His hands were soft and in contrast to his unkempt hair, all of his nails were clean, buffed and filed down neatly to precisely the same length. On one of his middle fingers, he wore a platinum ring cast in the shape of two writhing snakes; they coiled elegantly around the perfectly manicured finger and froze in dramatic positions, which extended out over the two neighbouring fingers at each side. On the little finger of the same hand, he wore another platinum ring – this one had a chunky and elaborate heraldic band, set with a surprisingly large, square cut diamond that seemed to gradually fluctuate between the colours of aqua-blue and green.
He wore a very long painter's smock (which looked like more of a dressing gown, or a light coat) over a dark grey tunic and lose fitting, black linen trousers. Close-up, his painting smock –creased and softly faded from frequent laundering and predictably spattered here and there with flecks and occasional splodges of paint– revealed that it was originally intended for a grander purpose. The unusually long smock was made of soft, brocaded black silk, which revealed a barely noticeable foliate pattern when beams of light travelled across it. The wide skirt of the dark smock had a broad velvet border at the bottom and there was a long rip to the end of one side. The broad cuffs and lapel of the smock were also velvet, edged in an intricate, but subtly apparent decoration of fine, dark grey and green metallic threads. Two extravagant looking silver and emerald-green, jewelled buttons were at the side of each cuff, which were frayed and threadbare at the ends. His tunic, which also seemed as though it once had a grander appointment than its present service, was made of a soft, unusually thick, loosely woven silk and had the same wash-worn look and frayed edges. The fat silver buttons on the tunic were embossed with an ornate pattern, similar to that of the ring on his small finger and one button was conspicuous in that it was missing – the thick threads that once held it in place, still present. He wore lilac coloured, buttery leather slippers with a monogram of the letters: H.L.H.O.M in pale, silvery thread across the front... Even without his easel and painting, the unusual mixture of his costume, age and demeanour, gave him the eclectic look of a serious artist, who was comfortable and rooted in his eccentricity.

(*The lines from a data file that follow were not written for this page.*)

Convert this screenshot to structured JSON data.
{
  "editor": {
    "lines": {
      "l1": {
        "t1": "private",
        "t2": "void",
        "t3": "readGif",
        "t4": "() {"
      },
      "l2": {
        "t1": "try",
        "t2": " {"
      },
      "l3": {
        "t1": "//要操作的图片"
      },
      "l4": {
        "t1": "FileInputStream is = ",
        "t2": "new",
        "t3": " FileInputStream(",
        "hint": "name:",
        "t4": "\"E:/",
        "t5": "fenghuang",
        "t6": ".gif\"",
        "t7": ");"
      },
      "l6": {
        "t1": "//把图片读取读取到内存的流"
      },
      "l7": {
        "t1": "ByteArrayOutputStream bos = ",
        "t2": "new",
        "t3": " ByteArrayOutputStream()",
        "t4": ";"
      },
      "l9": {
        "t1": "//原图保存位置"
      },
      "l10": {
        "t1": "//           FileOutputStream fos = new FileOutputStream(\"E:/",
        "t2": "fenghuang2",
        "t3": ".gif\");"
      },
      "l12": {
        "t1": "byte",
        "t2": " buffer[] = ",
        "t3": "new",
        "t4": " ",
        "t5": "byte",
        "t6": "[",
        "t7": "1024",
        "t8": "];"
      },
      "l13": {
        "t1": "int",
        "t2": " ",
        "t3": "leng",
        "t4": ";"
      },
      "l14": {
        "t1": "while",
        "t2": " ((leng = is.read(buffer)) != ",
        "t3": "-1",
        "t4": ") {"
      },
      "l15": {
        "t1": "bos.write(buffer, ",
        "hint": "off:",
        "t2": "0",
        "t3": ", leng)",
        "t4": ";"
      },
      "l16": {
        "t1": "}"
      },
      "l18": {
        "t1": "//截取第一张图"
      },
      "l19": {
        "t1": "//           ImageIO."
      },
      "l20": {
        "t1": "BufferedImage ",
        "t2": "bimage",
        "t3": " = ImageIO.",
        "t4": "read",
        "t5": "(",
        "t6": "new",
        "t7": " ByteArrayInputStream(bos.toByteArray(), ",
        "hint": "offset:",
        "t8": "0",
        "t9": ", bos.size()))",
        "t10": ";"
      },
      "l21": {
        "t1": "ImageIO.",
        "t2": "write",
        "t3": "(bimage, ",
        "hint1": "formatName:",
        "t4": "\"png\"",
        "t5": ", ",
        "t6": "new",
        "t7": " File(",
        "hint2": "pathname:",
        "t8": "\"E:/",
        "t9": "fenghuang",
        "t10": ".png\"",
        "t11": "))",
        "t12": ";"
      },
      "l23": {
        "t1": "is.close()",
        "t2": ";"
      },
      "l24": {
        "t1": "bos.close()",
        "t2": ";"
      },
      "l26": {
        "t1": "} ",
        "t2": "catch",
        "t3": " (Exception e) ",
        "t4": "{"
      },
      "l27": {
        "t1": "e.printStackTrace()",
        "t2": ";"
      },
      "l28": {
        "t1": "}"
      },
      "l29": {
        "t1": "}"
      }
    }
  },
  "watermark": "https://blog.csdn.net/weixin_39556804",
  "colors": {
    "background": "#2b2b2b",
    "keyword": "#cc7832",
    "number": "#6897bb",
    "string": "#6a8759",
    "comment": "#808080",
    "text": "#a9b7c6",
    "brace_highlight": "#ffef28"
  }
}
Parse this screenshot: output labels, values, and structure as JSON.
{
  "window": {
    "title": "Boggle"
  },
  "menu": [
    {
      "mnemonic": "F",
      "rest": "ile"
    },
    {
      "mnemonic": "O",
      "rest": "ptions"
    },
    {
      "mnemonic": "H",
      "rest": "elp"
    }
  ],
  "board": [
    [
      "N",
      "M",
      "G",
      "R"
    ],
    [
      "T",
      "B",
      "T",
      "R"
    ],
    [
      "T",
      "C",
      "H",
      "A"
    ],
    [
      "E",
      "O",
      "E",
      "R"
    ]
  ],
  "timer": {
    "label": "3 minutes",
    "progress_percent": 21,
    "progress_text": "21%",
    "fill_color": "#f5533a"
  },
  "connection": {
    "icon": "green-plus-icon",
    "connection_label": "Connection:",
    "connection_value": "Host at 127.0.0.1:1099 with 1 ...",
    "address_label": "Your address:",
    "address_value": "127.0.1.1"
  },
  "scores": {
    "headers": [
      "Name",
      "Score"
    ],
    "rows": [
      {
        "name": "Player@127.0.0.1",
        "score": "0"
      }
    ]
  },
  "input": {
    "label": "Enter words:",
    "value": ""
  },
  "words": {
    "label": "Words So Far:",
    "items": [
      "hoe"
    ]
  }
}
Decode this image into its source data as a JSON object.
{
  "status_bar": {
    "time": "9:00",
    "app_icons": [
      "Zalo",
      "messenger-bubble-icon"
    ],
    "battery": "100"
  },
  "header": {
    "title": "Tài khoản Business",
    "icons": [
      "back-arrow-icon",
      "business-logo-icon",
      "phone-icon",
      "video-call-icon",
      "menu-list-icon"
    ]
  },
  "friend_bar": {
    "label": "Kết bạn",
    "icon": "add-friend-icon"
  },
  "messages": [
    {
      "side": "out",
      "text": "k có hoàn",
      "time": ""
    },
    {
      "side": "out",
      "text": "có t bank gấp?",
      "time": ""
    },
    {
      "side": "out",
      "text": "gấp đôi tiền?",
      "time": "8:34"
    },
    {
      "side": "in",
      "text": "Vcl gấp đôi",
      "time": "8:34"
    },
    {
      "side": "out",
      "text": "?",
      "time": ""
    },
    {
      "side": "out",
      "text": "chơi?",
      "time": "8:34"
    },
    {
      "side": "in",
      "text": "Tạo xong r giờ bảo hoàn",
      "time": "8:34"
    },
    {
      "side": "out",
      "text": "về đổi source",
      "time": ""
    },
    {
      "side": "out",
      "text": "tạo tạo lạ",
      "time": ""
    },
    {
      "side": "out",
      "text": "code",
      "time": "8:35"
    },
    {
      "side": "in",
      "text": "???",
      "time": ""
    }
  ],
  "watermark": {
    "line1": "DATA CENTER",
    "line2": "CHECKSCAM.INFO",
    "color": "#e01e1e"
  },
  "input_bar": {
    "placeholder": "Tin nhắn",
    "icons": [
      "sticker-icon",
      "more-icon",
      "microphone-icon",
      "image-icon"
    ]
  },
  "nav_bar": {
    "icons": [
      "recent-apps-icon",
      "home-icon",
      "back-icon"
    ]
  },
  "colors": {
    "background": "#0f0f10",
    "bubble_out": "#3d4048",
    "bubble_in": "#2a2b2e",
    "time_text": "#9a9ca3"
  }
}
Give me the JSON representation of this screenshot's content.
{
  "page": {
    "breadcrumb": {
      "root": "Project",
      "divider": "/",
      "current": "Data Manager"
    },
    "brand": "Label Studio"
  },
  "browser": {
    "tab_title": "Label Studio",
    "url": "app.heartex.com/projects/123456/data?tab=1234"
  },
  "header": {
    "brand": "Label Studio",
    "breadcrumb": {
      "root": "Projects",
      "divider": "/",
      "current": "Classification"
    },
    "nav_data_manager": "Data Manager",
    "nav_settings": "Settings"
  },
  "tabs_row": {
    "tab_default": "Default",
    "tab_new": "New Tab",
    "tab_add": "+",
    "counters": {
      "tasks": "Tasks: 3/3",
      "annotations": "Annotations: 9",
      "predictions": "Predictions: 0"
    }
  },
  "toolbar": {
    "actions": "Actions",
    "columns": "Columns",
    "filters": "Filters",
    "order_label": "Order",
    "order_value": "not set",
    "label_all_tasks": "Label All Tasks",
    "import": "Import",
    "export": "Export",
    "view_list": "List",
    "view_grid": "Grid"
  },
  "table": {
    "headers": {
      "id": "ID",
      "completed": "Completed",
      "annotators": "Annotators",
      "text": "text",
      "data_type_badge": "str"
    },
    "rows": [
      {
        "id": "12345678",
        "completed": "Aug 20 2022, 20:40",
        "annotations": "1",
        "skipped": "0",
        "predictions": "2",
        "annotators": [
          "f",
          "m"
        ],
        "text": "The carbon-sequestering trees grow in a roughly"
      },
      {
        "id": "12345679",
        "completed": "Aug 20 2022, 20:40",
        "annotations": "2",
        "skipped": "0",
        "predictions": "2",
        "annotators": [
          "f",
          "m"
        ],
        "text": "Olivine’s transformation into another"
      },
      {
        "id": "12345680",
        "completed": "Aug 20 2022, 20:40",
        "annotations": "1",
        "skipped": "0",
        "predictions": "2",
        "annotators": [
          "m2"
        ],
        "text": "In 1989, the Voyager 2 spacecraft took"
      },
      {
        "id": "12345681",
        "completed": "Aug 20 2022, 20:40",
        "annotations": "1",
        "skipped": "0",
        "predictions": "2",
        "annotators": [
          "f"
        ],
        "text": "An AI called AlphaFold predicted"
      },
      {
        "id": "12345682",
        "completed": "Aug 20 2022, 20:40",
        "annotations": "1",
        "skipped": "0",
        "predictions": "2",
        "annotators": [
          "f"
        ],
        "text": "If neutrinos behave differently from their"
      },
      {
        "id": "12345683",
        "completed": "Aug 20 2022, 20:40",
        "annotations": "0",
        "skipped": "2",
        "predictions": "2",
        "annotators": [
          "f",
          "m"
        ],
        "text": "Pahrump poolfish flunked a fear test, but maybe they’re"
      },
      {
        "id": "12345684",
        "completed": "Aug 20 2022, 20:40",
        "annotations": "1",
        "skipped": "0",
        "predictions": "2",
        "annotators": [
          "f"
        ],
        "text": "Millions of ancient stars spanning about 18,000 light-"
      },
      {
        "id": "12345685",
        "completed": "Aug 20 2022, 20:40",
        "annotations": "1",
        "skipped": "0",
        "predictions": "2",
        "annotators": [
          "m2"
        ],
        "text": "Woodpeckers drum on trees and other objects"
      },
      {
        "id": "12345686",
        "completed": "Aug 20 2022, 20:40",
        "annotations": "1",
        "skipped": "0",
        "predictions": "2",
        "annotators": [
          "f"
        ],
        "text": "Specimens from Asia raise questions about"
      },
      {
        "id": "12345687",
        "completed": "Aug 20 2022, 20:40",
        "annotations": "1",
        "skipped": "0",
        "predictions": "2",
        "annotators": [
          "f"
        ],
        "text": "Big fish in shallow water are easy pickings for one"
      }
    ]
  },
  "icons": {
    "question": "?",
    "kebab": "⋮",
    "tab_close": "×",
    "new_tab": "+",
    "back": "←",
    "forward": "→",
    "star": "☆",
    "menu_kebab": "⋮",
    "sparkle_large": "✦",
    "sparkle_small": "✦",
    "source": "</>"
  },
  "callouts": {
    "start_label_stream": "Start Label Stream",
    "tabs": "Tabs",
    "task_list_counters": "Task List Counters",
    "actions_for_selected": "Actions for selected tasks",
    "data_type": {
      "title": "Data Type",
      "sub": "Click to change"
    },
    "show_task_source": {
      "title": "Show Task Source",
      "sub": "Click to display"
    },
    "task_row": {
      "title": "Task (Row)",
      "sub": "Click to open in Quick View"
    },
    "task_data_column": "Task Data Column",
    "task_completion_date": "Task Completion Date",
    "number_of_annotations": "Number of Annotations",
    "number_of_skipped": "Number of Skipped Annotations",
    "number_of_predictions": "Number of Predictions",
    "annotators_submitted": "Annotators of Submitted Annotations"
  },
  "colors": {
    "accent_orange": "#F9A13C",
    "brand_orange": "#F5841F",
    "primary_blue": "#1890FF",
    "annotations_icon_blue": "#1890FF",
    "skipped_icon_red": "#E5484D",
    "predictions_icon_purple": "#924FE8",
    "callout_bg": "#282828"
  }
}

Next to the eccentric, blond haired man was another man – or rather, a man-beast. He too kept a detached demeanour. The man-beast had the face and upper torso of a human and the lower body, something like a horse. His clean-shaven face was a face like that of any human man's, except that (even with the impassive expression) it was so exceptionally handsome that it could be described as "beautiful" with little dispute. His arms and torso too were typically human, except they again were exceptional, being both very muscular and nearly fatless. The horsey bottom half of his body was also muscular and lean. His entire body, was in fact very much like an Arabian horse – powerful, but long and elegant in its proportions. A sleeveless and hooded, plain grey tunic, that was belted at the waist, covered his chest and legs up to what would have been his calves. The long tunic obscured the horsey features to the outside world, but enough of his legs showed to reveal their shape and show that the short, glossy fur covering them was a dark bay colour, matching the thick, brown, wavy hair on his head. He had large, strong, yet graceful hands and sturdy, shiny, black hooves of the same proportion. There were several visible scars on his bear forearms and a long, fine scar up his cheek that was barely noticeable.